Item 1. On the 1996 AB Advanced Placement Exam the first Free Response Question gave the graph of the derivative of a function and asked some questions about the function itself. The students were expected to glean information about the function from only the graph of its derivative. Fully 32.5 percent of the (~105,000) students writing the exam received no points for this question (none, zip, zero).
Item 2. I ran across an ad for DERIVE, a symbol manipulation software package, the other day. The left page extolled the virtues of the software and on the right was a listing of all the things DERIVE could do. The list was two columns running about 2/3 of the page's length. This list went from simple addition to multiple integration. I estimate that a typical student takes about six years to learn how to do what was listed on that 2/3 of a page.
There has been of late in these news groups a lot of discussion of the place of symbolic manipulation in the calculus curriculum and the mathematics curriculum in general. Some of it tied to criticism of the "reform calculus" movement. The gist was that all sorts of horrible things would result if much more time were not spent teaching students how to do algebra (by which is meant: how to manipulate symbols).
The question referred to in item 1 above is pretty close to a pure reform calculus question: interpreting a graph and writing the conclusions. I thought it was a great question and asked things very fundamental to some of the big ideas of calculus. A student who understood what he or she had been studying all year, should surely have been able to answer this question. There was no computation , no manipulation of symbols to do; in fact there was none possible. I suspect that students who had trouble with this question, could have answered the same questions had they been given the expression for the derivative to manipulate. And that's the point: they had in front of them everything the manipulation could have told them and were unable to interpret it.

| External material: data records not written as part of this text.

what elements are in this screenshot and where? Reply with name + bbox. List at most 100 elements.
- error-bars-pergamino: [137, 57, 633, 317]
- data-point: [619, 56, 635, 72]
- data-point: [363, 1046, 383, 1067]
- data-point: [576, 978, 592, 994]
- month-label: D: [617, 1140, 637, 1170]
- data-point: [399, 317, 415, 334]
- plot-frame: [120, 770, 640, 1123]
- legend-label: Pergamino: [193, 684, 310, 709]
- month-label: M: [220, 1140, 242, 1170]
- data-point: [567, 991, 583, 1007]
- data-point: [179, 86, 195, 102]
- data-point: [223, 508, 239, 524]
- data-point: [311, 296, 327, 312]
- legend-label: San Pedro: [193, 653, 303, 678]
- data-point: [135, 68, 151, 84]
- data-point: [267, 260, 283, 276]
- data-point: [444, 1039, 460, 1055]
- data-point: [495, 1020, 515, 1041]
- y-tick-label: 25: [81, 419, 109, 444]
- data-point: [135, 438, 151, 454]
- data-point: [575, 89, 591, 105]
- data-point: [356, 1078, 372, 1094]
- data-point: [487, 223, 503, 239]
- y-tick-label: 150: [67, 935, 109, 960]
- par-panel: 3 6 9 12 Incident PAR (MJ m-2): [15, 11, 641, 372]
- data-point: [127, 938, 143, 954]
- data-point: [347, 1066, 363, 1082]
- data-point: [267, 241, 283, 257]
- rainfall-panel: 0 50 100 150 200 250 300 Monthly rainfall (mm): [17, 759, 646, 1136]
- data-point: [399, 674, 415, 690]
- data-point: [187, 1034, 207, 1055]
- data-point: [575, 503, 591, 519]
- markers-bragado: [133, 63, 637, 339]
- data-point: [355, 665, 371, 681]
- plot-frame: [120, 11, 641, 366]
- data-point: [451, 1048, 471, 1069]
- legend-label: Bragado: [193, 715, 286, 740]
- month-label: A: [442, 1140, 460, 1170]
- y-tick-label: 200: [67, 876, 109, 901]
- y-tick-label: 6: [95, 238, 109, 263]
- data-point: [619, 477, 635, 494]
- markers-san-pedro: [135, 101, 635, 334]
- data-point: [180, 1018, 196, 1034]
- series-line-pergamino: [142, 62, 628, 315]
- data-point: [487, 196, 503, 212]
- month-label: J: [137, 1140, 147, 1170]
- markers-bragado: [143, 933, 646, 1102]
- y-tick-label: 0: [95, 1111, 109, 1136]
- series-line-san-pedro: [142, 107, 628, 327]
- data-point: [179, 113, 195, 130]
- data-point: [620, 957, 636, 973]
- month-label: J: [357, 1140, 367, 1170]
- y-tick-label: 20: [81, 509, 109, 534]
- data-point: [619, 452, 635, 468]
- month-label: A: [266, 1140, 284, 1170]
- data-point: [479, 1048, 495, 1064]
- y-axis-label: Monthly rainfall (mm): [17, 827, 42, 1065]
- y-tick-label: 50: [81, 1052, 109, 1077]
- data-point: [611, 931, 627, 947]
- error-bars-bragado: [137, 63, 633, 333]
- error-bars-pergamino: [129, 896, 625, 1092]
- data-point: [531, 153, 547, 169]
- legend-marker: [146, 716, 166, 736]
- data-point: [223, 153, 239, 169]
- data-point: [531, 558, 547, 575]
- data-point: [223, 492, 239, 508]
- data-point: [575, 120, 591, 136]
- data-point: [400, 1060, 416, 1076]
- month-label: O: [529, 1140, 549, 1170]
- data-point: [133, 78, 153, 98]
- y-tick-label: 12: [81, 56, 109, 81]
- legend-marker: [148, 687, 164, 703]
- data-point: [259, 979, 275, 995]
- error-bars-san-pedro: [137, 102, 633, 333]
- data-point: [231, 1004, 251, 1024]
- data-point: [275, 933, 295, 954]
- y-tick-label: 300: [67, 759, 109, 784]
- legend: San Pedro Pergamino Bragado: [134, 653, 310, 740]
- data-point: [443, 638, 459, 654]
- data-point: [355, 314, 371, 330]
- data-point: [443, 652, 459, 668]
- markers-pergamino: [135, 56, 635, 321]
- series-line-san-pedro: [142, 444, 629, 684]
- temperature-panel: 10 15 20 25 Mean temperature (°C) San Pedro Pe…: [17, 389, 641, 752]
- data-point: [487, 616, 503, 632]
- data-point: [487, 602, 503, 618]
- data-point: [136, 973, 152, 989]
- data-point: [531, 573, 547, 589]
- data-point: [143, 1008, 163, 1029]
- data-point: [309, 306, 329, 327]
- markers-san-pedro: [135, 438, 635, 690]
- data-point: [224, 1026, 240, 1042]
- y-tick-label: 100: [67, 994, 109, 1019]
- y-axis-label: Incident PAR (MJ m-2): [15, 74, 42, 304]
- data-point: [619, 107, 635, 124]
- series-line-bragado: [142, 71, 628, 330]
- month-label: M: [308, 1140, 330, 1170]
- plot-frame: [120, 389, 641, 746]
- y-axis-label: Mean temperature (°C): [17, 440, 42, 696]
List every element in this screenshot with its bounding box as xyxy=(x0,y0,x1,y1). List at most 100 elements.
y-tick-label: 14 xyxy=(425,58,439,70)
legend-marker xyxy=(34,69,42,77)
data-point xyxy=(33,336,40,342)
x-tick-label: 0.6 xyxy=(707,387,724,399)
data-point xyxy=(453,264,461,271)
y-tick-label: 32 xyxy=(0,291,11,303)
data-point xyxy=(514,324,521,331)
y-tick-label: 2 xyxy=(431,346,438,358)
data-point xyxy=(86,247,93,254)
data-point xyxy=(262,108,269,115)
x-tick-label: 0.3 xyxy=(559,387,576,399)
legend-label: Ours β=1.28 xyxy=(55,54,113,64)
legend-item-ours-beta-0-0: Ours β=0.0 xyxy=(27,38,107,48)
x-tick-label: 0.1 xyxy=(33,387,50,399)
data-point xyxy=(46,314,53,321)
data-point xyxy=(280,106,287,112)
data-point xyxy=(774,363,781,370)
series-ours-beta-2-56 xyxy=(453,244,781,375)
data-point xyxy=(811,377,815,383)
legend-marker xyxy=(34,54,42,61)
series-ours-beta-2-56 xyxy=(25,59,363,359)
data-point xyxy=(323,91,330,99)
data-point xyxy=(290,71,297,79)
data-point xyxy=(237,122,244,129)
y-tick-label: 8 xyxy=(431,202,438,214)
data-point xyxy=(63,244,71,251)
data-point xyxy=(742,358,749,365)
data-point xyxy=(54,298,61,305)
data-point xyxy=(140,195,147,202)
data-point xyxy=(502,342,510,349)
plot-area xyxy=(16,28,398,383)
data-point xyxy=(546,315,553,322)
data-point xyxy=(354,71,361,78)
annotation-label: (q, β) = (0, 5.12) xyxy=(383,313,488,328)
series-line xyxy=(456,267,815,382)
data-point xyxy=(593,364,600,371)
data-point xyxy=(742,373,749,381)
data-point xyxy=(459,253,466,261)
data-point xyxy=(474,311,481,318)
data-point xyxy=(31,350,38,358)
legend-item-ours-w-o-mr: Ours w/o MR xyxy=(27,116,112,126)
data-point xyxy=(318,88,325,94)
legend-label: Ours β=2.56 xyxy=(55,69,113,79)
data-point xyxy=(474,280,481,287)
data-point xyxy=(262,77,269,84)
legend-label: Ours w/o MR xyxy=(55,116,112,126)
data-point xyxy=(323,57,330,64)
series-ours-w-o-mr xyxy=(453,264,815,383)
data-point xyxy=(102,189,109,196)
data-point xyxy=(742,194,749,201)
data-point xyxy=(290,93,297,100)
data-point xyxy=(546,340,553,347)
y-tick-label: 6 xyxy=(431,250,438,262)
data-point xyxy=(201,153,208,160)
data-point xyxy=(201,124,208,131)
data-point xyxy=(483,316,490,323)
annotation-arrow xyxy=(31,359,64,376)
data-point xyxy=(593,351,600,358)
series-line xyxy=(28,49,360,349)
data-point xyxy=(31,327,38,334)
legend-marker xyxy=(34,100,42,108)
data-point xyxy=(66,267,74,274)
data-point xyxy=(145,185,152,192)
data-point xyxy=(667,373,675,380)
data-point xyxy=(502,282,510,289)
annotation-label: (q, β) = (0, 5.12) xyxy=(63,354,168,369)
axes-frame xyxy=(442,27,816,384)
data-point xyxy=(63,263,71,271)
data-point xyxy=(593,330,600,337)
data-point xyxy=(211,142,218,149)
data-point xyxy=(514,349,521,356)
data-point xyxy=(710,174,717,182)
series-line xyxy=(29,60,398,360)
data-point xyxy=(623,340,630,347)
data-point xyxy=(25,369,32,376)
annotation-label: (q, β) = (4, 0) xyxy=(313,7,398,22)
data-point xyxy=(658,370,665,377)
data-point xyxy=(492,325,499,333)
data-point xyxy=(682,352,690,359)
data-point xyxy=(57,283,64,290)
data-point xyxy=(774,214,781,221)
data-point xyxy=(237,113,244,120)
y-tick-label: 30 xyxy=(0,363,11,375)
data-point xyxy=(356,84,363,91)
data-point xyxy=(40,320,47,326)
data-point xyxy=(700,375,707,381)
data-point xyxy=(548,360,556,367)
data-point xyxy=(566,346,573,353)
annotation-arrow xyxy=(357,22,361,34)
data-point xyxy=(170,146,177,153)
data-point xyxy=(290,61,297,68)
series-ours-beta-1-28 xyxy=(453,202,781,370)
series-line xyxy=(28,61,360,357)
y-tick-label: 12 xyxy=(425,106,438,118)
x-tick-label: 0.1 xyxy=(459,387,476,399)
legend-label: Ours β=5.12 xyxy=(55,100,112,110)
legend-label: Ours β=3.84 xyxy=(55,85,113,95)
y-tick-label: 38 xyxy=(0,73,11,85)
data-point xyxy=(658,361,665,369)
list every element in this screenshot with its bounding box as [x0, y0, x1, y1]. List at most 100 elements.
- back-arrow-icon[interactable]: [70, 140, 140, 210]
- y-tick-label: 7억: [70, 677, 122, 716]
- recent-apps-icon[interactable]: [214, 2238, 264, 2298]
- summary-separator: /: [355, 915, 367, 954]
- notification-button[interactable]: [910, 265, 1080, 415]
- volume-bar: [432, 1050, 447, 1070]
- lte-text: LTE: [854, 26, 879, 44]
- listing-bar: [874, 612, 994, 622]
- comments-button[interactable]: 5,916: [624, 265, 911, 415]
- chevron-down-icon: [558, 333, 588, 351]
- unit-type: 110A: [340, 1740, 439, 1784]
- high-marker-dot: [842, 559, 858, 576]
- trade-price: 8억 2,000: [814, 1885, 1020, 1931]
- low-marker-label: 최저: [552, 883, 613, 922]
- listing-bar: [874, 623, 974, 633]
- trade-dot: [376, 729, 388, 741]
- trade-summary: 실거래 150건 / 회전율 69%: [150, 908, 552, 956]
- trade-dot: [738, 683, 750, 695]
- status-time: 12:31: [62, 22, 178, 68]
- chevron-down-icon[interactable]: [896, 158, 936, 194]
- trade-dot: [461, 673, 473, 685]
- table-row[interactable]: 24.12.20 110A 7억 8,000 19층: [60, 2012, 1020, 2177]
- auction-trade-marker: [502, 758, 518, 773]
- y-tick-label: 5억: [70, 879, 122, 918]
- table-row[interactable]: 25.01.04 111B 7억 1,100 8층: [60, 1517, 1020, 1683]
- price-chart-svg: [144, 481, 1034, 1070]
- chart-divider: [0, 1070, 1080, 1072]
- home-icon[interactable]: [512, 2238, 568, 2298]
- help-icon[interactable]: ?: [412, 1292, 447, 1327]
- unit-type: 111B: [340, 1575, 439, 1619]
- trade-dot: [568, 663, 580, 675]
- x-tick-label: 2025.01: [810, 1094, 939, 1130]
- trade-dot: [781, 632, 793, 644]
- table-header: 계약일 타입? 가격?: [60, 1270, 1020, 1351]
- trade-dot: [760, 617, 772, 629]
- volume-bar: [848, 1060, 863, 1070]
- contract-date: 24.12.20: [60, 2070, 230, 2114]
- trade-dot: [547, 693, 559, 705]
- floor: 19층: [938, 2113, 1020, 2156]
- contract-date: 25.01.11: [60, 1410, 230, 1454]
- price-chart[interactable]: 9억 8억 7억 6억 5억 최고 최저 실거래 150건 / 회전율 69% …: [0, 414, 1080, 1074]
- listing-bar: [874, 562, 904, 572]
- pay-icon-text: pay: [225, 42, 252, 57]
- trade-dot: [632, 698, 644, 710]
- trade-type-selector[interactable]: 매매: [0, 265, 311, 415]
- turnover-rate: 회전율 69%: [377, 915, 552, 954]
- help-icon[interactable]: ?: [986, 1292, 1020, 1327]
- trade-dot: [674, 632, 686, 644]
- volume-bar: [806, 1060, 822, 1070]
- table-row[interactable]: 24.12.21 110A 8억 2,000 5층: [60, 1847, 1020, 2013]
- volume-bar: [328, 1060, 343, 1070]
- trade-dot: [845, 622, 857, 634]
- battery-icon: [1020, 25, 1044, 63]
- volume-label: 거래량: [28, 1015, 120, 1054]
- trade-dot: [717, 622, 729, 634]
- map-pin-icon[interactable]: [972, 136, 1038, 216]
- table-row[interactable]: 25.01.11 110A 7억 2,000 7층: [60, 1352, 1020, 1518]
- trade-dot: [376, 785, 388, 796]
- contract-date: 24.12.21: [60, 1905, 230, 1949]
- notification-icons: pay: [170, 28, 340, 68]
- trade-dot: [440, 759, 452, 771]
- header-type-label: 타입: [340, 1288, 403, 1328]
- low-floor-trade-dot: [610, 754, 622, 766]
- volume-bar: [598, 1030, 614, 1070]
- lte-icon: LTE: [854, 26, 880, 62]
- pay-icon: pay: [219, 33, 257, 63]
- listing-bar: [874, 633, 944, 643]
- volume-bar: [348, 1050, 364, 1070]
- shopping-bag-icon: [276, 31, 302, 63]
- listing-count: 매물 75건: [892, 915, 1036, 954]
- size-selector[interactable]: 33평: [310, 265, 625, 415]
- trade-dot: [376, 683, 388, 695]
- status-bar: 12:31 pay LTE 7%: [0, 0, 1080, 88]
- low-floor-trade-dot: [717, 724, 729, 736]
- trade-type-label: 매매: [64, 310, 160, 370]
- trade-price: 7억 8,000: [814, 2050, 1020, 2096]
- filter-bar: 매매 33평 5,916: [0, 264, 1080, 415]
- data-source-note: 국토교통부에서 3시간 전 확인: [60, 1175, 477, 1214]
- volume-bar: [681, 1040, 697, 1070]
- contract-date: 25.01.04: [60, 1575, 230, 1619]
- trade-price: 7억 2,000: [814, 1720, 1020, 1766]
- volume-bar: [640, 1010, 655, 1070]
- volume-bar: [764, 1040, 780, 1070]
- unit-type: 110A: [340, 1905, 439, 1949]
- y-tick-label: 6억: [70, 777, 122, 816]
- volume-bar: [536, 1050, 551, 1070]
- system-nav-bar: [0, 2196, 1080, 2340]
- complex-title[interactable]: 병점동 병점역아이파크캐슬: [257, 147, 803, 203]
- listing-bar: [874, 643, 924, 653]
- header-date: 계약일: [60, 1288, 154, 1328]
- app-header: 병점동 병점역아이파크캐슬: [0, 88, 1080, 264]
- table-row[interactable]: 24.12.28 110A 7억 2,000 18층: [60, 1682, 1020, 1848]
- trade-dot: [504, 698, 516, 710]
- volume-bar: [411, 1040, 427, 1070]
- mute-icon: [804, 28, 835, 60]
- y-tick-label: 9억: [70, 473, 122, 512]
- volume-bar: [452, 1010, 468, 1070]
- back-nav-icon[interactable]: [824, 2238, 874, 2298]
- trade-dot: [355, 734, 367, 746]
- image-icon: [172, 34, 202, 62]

On the other hand there was no way to use a calculator to do the problem either. However, if the students had spend some quality time with their calculators during the year investigating the relationships between the graphs of functions and their derivatives, I suspect they would have had no trouble with this question. The point is that the calculator in a high school or college classroom should be a tool for investigation, not just a shortcut to the answer.
Symbol manipulation is neither mindless nor unnecessary. It's what makes mathematics work. Students need to be able to use, interpret, read, write, decode and otherwise handle symbols. You really can't do mathematics without that ability. BUT there is a lot more to mathematics than that. Along with the symbols are the numbers, the graphs and the communication. Much more time needs to be spent with these rather than with the pure manipulation of symbols.
Machines can do the manipulation. Let them. People still need to understand what the machines are doing, what the symbols mean, how they apply to the problem under consideration and so on. Too many, far too many, students think that mathematics is only symbol manipulation. Why? Because that's what they spend so many years doing in math class. Because that's what shows up on the math tests. Because that's what shows up on the standardized tests.
Allow me to coin a word. The word is "algemetic" (al/ ge/ me/ tic rhymes with "arithmetic"). "Algemetic" means anything the TI-92, Derive, Mathematica, Maple or MathCad can do. "Algemetic" is not all there is to algebra. It is what students spend years learning.
Some instruction must include having students manipulate variables with pencil and paper. The goal is not to get them to be great "algemeticians," but rather to enable them to know what "algemetic" can and should be done to solve a particular problem or investigate a particular situation. To know when, where and what is appropriate is more important than the ability to do it by hand. In other words they have to know when to do it, but they don't have to be good at it.
Now before you all jump on that, consider:
(A) YOU balance your check book with a calculator, don't you? Admit it. Even though you probably have several degrees in mathematics and can do arithmetic more accurately and quicker than most, you still use a calculator when it really counts (it's your money).
(B) When scientific calculators came out I was still required for (too) many years to teach how to compute with logarithms. I can still see the students sitting there adding up logarithms with their scientific calculators.
We are still in the same continuum. People need more than ever to understand mathematics, particularly algebra and the calculus. But when it comes to "algemetics" what is the problem with letting the machines do it? They are better, faster and more accurate. If someone needs to do a computation or to solve an equation or to factor or to graph or to find a derivative or to find an antiderivative or even to add a few integers, what's so bad about pushing a few buttons?
The Reform Calculus ideas, the Rule of Three -- numerical, analytical, graphical and communication and technology (see they needed a calculator there) -- should be applied not just to calculus but to all mathematics starting in Kindergarten. Put the emphasis, spend the time, on teaching the mathematics not the "algemetics." Concentrate on the ideas, concentrate on the relationships (numerical, analytic, graphical) between the ideas and be able to communicate those relationships. Use technology not as a quick way to the answer, but as a tool for investigation. Use technology to go wider and deeper into the problem; don't use it to drive straight through to the answer. Use it as a way to keep focused on the mathematics by avoiding the "algemetics." Use the technology correctly and to its fullest extent -- not just to add logarithms.
The DERIVE ad: Six years of work reduced to less than a page! Think of all that time being used to really get into mathematics; all the time to investigate, solve problems, think, discuss and write about what's happening -- sure beats factoring x^2-4 for the hundredth time.